Questions about Hundred Days
Short answers, pulled from the story.
What were the Hundred Days and how long did they actually last?
The Hundred Days marked the period between Napoleon's return to Paris on the 20th of March 1815 and the second restoration of King Louis XVIII on the 8th of July 1815, a span of 110 days. The name came from a speech by Gaspard, count of Chabrol, prefect of Paris, who used the phrase "one hundred days" when welcoming Louis XVIII back to the capital.
Why did Napoleon return from Elba in 1815?
Napoleon left Elba on the 26th of February 1815 after concluding that dissatisfaction in France with the Bourbon restoration, combined with tensions among the Great Powers at the Congress of Vienna, made a popular rising likely.
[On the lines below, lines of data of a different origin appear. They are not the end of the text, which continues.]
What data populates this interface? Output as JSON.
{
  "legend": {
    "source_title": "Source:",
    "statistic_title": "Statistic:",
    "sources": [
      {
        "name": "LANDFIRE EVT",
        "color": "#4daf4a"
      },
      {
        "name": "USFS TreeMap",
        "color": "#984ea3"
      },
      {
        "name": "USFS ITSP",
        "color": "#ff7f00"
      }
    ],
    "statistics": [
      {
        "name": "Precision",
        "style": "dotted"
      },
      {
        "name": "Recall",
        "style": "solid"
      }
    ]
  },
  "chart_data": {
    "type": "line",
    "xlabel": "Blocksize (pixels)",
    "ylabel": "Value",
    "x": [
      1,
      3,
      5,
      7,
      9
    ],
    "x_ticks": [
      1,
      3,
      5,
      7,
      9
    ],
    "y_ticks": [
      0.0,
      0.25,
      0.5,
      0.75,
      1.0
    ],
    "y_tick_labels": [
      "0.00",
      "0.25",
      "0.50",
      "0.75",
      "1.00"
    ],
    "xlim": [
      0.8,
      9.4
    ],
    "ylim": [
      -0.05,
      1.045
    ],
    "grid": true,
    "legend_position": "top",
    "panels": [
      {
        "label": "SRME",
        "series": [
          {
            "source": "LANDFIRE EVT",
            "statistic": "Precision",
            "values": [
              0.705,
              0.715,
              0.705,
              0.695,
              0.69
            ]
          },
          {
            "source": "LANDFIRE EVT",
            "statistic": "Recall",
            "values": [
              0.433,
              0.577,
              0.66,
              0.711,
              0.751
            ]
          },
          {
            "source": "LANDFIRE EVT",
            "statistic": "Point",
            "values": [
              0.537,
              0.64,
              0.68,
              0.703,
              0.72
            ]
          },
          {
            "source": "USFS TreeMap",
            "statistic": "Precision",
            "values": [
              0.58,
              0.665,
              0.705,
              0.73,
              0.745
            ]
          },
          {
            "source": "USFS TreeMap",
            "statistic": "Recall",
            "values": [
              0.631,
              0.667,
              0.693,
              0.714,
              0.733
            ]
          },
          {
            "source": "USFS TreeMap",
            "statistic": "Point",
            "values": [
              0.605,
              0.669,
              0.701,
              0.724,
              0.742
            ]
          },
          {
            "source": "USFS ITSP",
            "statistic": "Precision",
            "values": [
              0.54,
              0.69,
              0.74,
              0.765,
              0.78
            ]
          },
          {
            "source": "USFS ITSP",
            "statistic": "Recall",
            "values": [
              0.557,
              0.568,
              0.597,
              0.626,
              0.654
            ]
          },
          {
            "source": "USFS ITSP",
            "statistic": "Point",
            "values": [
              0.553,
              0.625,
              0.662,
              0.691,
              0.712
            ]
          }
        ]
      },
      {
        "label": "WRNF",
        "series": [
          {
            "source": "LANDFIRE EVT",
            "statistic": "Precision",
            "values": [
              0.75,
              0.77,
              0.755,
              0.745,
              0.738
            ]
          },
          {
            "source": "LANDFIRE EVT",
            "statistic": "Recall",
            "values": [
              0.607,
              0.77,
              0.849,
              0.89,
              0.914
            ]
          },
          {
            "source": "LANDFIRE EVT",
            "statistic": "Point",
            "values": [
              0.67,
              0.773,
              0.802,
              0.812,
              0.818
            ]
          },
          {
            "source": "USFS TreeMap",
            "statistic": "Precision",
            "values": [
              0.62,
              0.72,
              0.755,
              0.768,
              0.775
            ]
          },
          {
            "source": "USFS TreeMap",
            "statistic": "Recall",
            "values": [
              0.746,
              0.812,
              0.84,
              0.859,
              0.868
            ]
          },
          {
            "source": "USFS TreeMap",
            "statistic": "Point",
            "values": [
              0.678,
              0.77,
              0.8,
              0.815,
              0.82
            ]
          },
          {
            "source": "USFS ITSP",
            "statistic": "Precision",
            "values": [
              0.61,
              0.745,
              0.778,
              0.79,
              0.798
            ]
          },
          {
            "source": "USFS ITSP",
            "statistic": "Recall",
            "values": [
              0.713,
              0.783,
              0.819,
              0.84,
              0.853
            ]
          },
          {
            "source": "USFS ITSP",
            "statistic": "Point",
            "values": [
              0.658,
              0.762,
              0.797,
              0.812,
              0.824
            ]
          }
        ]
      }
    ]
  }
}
He also calculated that tens of thousands of French prisoners returning from captivity in Russia, Germany, Britain, and Spain would instantly provide him with an experienced army.
How did Napoleon get from Elba to Paris without being stopped?
Napoleon sailed from Portoferraio with roughly 1,000 men aboard the brig Inconstant and several small vessels, landing at Golfe-Juan on the 1st of March 1815. Royalist troops deployed to stop him switched sides; at Laffrey, he stepped in front of soldiers, tore open his coat, and dared anyone to shoot their emperor. Marshal Ney, who had promised to bring Napoleon to Paris in an iron cage, handed over 6,000 men and joined him on the 14th of March.
What was the Acte additionel during the Hundred Days?
The Acte additionel was a supplementary constitution drafted by Benjamin Constant and promulgated by Napoleon during the Hundred Days. It created a hereditary Chamber of Peers and a Chamber of Representatives elected by the empire's electoral colleges. Later historians including Agatha Ramm noted it extended the franchise and explicitly guaranteed press freedom. A national plebiscite returned 1,532,527 votes in favour, less than half the turnout of the earlier Consulat plebiscites.
What role did Napoleon's health play at the Battle of Waterloo?
Napoleon's hemorrhoids had become severe enough by June 1815 to prevent him from sitting on a horse for more than very short periods. Observers including Carnot, Pasquier, and Lavalette believed he had prematurely aged during his exile on Elba, and Sir Neil Campbell had noted he had grown inactive and corpulent there. During Waterloo, his inability to survey his troops from horseback directly interfered with his ability to exercise command.
What were the terms of the Treaty of Paris that ended the Hundred Days?
The Treaty of Paris, signed on the 20th of November 1815, reduced France to its 1790 boundaries, stripping the territorial gains made by the Revolutionary armies in 1790-1792. France was ordered to pay 700 million francs in indemnities across five yearly installments and to maintain a Coalition army of occupation of 150,000 soldiers on its eastern border territories for up to five years, at French expense.